June 4, 2016: Sore right hip- Day to Day
Aug. 4, 2016: Strained Right Quad- 15 day DL
April 27 2017: Pulled left hamstring – Day-To-Day
April 28 2017: Strained left hamstring- 10 Day DL
June 12 2017: Sore left heel– Day to Day
July 15 2017: Hip- Day to Day
Aug. 26, 2017: Right Hamstring Strain- 10 Day DL
May 16, 2018: Cespedes is placed on the DL with hip flexor strain.
May 25, 2018: Cespedes starts running after hip injury
June 10, 2018: Mets try to rush Cespedes back for Yankees series. Cespedes has another set back after rehabbing with Binghamton.
“It’s not a total setback to day one,” “But he’s still not feeling the way he would like it to feel to come up here and contribute.” “We just don’t know.” “We thought Tuesday was going to be it. So it’s kind of day-to-day.” – Mets Manager Mickey Callaway
June 30, 2018: Cespedes was supposed to meet the Mets in Florida when they played a 3 game series with the Miami Marlins Callaway later reported that he wont be joining the team.
We thought it would probably hinder his ability and his rehab to come here for a couple of days,” Callaway said. “We’re going to keep him there in Port St. Lucie and continue what we’ve been doing . . . It would have been tough for him to get the rehab he needed here.”
July 20, 2018: Cespedes hit a home run in his return against the Yankees but after the game informs the media that he might need heel surgery.
If he can manage the pain, he is able to play,” Ricco said. “For this condition, surgery is a way to get there, but you hope not to get there and get through it with the conservative treatment.”

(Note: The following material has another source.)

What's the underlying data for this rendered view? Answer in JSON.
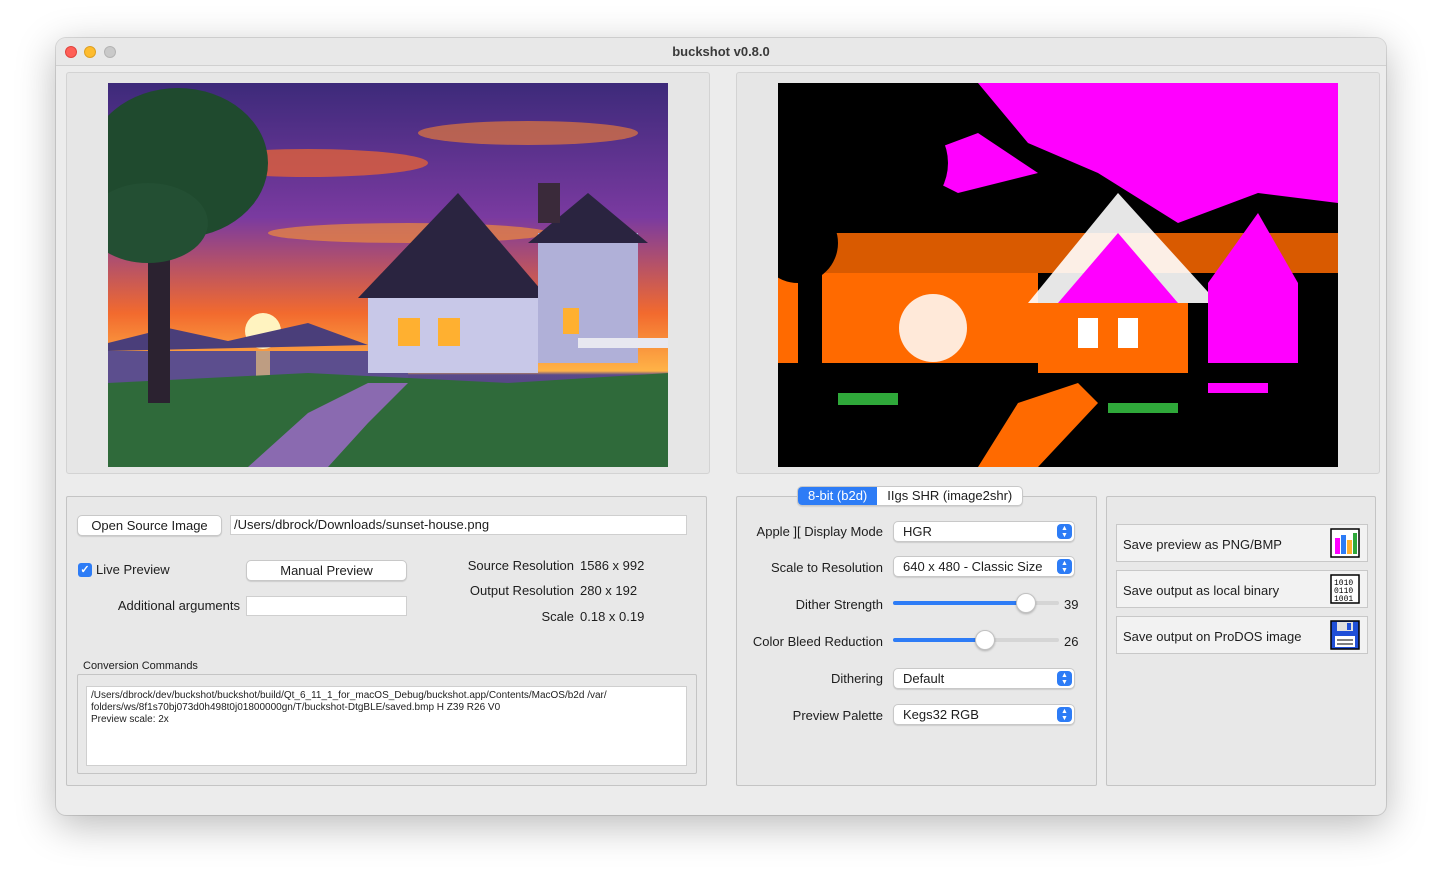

July 23, 2018: Cespedes will visit a foot specialist as well as Dr. David Altchek this week as he considers surgery on the calcification in his heels.
July 23, 2018: Report: There’s a feeling within the organization that Cespedes is exaggerating the injury.
The #Mets were well aware of Yoenis Cespedes' heel situation, and there's a feeling within the organization that the slugger is exaggerating the injury, sources tell @MikeFrancesa. https://t.co/uvluLYLg9E #MLB pic.twitter.com/JA6ud7s2aw
— WFAN Sports Radio (@WFAN660) July 23, 2018
The Mets are handling this just like they did with Beltran in 2009. This organization is so dysfunctional and Major League Baseball needs to step in and send the Wilpon’s packing. The Mets need to shut down Cespedes now and let him get heel surgery. If he gets surgery this month he would be scheduled to return in April or May of 2019. If the Mets and him put off the surgery and he ends up getting it in the offseason then he will miss the entire 2019 season. It would be Déjà vu all over again.